Cats came first.
Before the rescue, before the coffee, before I learned how many ways a person can say “I’m just looking” while already halfway committed, I decided I wanted a cat. Not a symbol. Not a hobby. A warm, opinionated animal in the room that would make the apartment feel less like a waiting area.
Once that decision existed, everything else followed in the practical way I like to pretend I run my life. I looked for the responsible path instead of the impulsive one, which is how I found Catty Corner Rescue. A small-town rescue with cats out during the day, managed and safe at night, and just enough coffee and human calm up front to make you forget you’re standing in the middle of other people’s hard endings.
This category is the container for the ongoing series that follows, in order, as I go from wanting a cat, to visiting the rescue, to bringing one home, to showing up often enough that I stop being a visitor and become part of the place.
It’s one viewpoint.

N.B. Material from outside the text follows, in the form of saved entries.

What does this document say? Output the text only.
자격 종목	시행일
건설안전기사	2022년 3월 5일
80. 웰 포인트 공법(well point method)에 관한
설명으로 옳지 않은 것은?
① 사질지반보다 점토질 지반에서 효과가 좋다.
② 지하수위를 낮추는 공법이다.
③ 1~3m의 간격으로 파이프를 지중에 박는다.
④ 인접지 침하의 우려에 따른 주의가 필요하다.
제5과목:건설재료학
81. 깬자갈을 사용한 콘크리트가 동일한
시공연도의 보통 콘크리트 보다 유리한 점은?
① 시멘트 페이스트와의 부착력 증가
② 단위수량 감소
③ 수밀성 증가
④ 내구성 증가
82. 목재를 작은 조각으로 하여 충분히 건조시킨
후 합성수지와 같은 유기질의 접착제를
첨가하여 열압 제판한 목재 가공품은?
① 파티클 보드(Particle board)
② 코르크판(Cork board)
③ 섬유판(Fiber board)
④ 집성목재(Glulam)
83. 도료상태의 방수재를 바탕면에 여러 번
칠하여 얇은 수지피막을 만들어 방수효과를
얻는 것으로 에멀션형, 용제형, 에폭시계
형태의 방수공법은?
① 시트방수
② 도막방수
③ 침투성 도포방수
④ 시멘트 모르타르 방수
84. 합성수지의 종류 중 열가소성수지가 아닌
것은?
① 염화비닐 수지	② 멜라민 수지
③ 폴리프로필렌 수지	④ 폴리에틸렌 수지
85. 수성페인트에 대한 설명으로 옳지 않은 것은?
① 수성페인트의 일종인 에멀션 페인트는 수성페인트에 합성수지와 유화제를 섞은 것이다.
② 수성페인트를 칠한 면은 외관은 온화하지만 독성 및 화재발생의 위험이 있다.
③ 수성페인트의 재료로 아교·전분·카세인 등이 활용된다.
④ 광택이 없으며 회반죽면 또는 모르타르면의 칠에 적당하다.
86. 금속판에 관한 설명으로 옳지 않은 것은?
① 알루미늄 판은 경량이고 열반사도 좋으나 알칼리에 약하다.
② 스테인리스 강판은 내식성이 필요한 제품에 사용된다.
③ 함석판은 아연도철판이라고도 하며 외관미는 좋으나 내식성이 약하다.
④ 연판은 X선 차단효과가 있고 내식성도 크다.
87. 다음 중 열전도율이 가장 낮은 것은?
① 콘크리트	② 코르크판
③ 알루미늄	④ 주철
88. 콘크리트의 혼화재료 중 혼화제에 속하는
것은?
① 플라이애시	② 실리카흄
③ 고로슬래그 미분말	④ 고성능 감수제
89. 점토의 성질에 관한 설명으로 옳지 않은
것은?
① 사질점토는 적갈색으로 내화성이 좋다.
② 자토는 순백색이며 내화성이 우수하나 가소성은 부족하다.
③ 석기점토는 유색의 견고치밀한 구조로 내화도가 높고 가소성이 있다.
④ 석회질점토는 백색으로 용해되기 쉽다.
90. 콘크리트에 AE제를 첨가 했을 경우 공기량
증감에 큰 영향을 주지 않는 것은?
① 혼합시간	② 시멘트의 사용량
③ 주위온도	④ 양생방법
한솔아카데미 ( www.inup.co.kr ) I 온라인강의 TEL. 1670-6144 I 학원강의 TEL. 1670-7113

The rescue holds because it’s one place with an ongoing life. Nothing gets reset just because a story ends. Same place, same people, and a steady rotation of cats and strangers who walk in acting casual while their faces give them away. The cats change, the visitors change, but the rescue stays the rescue, and I keep showing up to watch it happen.
Hard to tell when it becomes your life.
Probably right around the moment you stop saying you’re just there for the coffee.